The nonpolymorphic MHC Qa-1(b) mediates CD8(+) T cell surveillance of antigen-processing defects

The nonclassical major histocompatibility complex (MHC) Qa-1(b) accommodates monomorphic leader peptides and functions as a ligand for germ line receptors CD94/NKG2, which are expressed by natural killer cells and CD8(+) T cells. We here describe that the conserved peptides are replaced by a novel peptide repertoire of surprising diversity as a result of impairments in the antigen-processing pathway. This novel peptide repertoire represents immunogenic neoantigens for CD8(+) T cells, as we found that these Qa-1(b)–restricted T cells dominantly participated in the response to tumors with processing deficiencies.
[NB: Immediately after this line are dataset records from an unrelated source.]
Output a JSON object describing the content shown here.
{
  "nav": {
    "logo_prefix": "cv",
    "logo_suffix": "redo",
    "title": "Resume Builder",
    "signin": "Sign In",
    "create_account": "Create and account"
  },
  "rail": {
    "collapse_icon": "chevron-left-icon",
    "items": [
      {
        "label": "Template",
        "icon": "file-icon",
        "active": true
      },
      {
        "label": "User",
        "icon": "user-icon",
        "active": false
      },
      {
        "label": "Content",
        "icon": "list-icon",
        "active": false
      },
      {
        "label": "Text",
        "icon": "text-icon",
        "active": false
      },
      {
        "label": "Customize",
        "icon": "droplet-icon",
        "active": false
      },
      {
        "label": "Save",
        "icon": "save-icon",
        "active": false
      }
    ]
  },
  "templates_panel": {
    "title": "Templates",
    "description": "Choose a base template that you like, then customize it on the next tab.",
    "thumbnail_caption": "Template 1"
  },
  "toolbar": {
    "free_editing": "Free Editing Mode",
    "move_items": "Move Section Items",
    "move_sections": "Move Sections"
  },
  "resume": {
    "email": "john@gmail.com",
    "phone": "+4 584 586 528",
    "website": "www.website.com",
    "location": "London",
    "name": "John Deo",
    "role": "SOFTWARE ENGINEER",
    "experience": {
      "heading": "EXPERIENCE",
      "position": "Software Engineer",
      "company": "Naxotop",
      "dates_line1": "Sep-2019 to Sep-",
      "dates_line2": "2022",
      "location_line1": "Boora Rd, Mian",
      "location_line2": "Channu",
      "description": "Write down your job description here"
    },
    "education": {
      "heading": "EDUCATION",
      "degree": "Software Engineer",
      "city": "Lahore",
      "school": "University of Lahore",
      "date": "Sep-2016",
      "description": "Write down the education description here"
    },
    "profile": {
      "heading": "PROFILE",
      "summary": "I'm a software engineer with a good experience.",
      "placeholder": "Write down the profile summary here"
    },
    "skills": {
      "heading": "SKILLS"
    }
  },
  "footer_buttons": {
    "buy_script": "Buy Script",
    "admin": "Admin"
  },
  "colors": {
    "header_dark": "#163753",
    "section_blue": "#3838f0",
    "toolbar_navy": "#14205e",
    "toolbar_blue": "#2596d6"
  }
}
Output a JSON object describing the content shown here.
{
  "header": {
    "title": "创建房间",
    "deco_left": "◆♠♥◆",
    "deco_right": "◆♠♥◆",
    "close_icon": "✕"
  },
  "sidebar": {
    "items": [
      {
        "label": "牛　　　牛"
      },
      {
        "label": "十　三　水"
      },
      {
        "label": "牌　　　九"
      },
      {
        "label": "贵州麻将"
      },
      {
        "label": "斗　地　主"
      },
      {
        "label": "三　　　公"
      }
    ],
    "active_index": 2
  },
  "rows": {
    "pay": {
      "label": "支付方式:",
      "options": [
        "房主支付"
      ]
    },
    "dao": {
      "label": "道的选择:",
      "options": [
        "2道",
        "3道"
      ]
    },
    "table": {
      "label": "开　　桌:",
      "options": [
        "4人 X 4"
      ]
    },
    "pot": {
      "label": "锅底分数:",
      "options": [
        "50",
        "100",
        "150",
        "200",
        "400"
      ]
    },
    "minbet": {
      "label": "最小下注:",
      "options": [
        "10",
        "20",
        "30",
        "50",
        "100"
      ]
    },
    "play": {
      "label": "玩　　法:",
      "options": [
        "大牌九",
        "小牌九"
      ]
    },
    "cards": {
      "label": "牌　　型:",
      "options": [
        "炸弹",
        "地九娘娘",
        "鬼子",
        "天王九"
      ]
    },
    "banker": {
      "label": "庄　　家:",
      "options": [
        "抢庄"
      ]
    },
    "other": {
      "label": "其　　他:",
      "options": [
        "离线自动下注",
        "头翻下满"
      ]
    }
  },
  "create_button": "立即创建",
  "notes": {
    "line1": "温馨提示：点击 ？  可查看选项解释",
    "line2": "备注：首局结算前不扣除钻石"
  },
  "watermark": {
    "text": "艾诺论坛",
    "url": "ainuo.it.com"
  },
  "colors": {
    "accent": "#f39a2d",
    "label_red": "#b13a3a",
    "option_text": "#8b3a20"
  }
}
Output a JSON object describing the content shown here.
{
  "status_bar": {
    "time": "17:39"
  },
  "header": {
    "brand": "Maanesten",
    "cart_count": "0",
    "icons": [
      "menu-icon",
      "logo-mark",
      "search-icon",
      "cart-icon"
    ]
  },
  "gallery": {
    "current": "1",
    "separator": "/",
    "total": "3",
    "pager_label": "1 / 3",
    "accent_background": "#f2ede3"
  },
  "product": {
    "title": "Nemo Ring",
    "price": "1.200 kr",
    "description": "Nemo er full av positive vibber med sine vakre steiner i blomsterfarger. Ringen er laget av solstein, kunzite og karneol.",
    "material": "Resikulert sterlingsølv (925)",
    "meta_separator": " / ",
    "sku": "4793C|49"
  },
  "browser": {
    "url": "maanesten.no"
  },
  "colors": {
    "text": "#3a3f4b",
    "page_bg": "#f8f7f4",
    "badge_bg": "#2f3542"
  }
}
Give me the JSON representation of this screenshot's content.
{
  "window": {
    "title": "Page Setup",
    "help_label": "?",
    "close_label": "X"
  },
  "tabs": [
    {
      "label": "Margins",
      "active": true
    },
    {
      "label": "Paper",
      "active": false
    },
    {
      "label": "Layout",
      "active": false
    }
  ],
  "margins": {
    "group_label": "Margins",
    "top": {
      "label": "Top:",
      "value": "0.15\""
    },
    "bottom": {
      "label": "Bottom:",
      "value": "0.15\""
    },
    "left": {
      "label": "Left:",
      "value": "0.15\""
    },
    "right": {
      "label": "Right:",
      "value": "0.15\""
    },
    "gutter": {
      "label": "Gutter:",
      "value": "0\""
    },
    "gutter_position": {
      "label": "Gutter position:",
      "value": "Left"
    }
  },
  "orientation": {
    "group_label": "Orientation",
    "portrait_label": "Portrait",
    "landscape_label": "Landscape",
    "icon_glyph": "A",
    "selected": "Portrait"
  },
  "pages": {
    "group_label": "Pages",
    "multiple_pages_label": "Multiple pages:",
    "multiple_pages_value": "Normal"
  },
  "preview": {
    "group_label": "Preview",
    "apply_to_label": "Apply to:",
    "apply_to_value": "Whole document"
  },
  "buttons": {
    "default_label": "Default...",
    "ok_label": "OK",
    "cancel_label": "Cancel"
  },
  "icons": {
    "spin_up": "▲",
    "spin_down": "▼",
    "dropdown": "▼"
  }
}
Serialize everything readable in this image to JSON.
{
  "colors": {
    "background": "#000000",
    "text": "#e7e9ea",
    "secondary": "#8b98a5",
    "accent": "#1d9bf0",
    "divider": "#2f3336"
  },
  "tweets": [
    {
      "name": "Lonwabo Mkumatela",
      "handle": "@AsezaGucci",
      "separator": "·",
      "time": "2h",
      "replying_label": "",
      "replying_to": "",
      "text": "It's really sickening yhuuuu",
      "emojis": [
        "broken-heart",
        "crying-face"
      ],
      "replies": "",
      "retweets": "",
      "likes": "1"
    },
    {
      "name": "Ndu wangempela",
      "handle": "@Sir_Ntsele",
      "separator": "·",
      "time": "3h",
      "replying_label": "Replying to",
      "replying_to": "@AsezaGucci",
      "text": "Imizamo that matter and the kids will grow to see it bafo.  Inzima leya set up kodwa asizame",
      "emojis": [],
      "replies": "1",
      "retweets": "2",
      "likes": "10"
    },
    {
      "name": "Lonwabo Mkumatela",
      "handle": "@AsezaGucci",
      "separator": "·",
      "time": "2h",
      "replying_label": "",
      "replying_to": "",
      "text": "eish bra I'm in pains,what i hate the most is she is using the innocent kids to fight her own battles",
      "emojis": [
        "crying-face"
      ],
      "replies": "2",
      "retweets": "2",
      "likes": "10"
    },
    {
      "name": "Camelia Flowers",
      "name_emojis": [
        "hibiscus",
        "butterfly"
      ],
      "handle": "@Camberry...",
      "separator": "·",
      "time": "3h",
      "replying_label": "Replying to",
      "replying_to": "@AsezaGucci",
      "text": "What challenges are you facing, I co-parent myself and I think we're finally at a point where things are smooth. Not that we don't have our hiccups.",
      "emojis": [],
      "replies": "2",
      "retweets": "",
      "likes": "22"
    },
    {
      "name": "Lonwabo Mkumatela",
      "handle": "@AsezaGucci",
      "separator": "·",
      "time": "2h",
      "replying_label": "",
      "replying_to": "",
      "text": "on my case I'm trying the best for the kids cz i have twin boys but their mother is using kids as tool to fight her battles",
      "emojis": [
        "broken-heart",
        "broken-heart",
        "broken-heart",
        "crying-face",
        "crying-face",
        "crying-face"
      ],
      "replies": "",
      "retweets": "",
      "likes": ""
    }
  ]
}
A surprisingly wide spectrum of target cells, irrespective of transformation status, MHC background, or type of processing deficiency, was recognized by this T cell subset, complying with the conserved nature of Qa-1(b). Target cell recognition depended on T cell receptor and Qa-1(b) interaction, and immunization with identified peptide epitopes demonstrated in vivo priming of CD8(+) T cells. Our data reveal that Qa-1(b), and most likely its human homologue human leukocyte antigen-E, is important for the defense against processing-deficient cells by displacing the monomorphic leader peptides, which relieves the inhibition through CD94/NKG2A on lymphocytes, and by presenting a novel repertoire of immunogenic peptides, which recruits a subset of cytotoxic CD8(+) T cells.